The real disagreement is over whether higher profits are natural and good.

Basic economic theory teaches that charging what the market can bear will prompt companies to produce more, constraining prices and ensuring that more people have access to the good that’s in short supply. Say you make empanadas, and enough people want to buy them that you can charge $5 each even though they cost only $3 to produce. That might allow you to invest in another oven so you can make more empanadas — perhaps so many that you can lower the price to $4 and sell enough that your net income still goes up.

Here’s the problem: What if there’s a waiting list for new ovens because of a strike at the oven factory, and you’re already running three shifts? You can’t make more empanadas, but their popularity has risen to the point where you would charge $6. People might buy calzones instead, but eventually the oven shortage makes all kinds of baked goods hard to find. In that situation, you make a tidy margin without doing much work, and your consumers lose out.

This has happened in the real world. Consider the supply of fertilizer, which shrank when Russia’s invasion of Ukraine prompted sanctions on the chemicals needed to make it. Fertilizer companies reported their best profits in years, even as they struggle to expand supply. The same is true of oil. Drillers haven’t wanted to expand production because the last time they did so, they wound up in a glut. Ramping up production is expensive, and investors are demanding profitability, so supply has lagged while drivers pay dearly.
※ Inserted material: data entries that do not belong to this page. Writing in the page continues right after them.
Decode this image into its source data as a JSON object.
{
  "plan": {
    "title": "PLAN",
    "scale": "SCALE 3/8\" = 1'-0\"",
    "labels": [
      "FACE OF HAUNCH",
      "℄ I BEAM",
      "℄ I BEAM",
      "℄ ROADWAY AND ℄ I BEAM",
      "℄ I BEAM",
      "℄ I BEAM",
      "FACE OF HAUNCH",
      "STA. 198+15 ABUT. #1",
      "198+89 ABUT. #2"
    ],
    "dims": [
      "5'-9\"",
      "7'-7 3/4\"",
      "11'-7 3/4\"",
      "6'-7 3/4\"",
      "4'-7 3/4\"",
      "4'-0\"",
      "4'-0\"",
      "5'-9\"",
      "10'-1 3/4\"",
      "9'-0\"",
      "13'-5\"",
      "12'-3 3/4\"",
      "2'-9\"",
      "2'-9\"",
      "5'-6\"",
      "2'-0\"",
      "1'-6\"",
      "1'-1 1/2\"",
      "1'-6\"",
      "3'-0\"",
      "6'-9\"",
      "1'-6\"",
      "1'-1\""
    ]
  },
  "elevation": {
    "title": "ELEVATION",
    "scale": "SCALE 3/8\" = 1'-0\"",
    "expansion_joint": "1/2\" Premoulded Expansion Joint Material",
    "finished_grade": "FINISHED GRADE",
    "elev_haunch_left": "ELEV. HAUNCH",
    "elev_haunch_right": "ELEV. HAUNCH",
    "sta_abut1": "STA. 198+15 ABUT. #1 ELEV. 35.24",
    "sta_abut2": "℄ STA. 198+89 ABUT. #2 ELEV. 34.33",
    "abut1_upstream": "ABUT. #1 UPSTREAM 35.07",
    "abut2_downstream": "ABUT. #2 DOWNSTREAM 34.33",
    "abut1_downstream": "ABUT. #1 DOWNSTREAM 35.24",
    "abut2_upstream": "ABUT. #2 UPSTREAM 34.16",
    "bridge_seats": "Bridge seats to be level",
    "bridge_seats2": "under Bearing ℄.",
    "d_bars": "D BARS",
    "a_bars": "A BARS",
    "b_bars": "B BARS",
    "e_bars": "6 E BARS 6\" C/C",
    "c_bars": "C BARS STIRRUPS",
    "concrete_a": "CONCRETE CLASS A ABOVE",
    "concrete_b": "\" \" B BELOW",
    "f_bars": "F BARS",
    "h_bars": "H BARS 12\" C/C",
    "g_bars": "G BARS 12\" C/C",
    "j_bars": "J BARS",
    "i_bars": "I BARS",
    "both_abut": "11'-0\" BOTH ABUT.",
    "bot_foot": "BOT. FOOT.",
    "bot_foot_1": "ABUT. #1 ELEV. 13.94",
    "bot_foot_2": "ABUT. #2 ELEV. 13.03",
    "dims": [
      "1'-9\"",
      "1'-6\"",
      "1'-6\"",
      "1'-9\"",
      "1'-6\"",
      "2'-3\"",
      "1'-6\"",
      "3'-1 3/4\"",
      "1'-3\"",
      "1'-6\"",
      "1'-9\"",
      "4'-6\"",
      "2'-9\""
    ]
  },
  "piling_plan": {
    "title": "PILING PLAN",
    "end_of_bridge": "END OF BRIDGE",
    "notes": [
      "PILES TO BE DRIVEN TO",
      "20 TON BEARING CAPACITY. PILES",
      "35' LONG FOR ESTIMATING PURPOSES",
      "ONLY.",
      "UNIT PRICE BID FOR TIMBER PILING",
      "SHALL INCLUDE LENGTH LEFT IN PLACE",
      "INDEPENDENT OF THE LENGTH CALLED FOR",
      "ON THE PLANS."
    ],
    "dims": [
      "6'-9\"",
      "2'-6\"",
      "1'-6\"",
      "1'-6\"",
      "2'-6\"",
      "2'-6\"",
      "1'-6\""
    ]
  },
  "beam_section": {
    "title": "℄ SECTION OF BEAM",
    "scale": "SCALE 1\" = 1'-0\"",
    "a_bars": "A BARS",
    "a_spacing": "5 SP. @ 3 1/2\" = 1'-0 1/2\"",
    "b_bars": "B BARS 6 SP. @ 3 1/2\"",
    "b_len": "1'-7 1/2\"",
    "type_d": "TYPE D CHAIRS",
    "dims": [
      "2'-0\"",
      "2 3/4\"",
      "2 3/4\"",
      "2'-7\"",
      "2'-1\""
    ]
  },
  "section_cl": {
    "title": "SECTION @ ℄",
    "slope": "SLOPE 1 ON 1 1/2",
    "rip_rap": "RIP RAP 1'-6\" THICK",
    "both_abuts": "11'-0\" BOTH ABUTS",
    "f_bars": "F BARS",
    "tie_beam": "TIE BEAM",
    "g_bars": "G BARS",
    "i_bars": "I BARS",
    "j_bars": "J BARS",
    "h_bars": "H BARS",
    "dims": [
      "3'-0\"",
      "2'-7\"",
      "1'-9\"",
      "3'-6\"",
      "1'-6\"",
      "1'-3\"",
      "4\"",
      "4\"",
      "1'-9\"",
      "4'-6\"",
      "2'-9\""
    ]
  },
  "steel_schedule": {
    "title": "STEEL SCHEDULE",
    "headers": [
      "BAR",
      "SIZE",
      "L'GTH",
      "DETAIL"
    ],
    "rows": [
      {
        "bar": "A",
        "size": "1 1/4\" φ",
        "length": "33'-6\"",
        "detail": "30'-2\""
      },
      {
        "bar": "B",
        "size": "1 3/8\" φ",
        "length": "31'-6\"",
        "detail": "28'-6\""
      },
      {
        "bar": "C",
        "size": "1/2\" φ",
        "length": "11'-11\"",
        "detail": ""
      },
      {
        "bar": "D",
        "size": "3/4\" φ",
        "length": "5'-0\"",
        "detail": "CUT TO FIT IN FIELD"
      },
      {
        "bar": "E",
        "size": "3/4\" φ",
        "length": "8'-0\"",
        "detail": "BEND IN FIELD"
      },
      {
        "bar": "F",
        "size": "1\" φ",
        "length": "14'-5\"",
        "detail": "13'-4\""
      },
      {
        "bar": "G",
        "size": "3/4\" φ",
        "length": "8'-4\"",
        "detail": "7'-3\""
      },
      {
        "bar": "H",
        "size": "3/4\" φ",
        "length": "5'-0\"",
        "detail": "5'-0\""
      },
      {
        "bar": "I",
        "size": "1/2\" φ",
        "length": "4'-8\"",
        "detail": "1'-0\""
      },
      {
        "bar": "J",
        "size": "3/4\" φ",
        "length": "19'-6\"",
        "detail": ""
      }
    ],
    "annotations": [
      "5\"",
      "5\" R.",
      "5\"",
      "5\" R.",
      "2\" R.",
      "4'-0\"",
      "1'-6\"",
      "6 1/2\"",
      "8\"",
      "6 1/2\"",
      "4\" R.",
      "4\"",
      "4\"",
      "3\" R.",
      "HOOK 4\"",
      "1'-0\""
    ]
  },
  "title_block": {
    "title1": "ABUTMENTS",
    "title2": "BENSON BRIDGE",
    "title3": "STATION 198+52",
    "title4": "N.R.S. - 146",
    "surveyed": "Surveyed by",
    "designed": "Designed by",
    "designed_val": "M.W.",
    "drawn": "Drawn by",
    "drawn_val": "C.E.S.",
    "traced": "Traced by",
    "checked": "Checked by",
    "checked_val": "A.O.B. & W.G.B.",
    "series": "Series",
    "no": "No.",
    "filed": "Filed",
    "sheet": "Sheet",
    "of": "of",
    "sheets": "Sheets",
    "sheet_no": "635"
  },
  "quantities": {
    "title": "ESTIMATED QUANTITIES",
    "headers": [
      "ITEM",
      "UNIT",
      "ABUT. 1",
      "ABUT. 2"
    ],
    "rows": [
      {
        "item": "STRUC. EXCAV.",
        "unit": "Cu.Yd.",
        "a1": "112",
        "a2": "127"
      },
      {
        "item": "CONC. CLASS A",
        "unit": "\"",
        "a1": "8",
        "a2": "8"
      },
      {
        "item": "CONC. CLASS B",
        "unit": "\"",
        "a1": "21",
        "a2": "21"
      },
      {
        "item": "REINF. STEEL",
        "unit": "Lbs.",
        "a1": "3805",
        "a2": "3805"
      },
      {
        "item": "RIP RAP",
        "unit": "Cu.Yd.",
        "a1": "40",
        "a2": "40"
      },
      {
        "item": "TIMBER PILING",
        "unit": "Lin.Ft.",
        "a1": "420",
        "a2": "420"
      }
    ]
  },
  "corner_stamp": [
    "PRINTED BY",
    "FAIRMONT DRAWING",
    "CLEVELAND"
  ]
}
Even if high prices aren’t able to increase supply and the shortage remains, an Economics 101 class might still teach that price is the best way to allocate scarce resources — or at least, that it’s better than the government price controls or rationing. As a consequence, less wealthy people may simply have no access to empanadas. Michael Faulkender, a finance professor at the University of Maryland, says that’s just how capitalism works.

“With a price adjustment, people who have substitutes or maybe can do with less of it will choose to consume less of it, and you have the allocation of goods for which there is a shortage go to the highest-value usage,” Dr. Faulkender said. “Every good in our society is based on pricing. People who make more money are able to consume more.”

The question of whether profit margins are speeding inflation is harder to figure out.

Economists have run some numbers on how much other variables might have contributed to inflation. The Federal Reserve Bank of San Francisco found that fiscal stimulus programs accounted for 3 percentage points, for example, while the St. Louis Fed estimated that manufacturing sector inflation would have been 20 percentage points lower without supply chain bottlenecks. Dr. Bivens, of the Economic Policy Institute, performed a simple calculation of the share of price increases attributable to labor costs, other inputs, and profits over time, and found that profit’s contribution had risen significantly since the beginning of 2020 as compared with the previous four decades.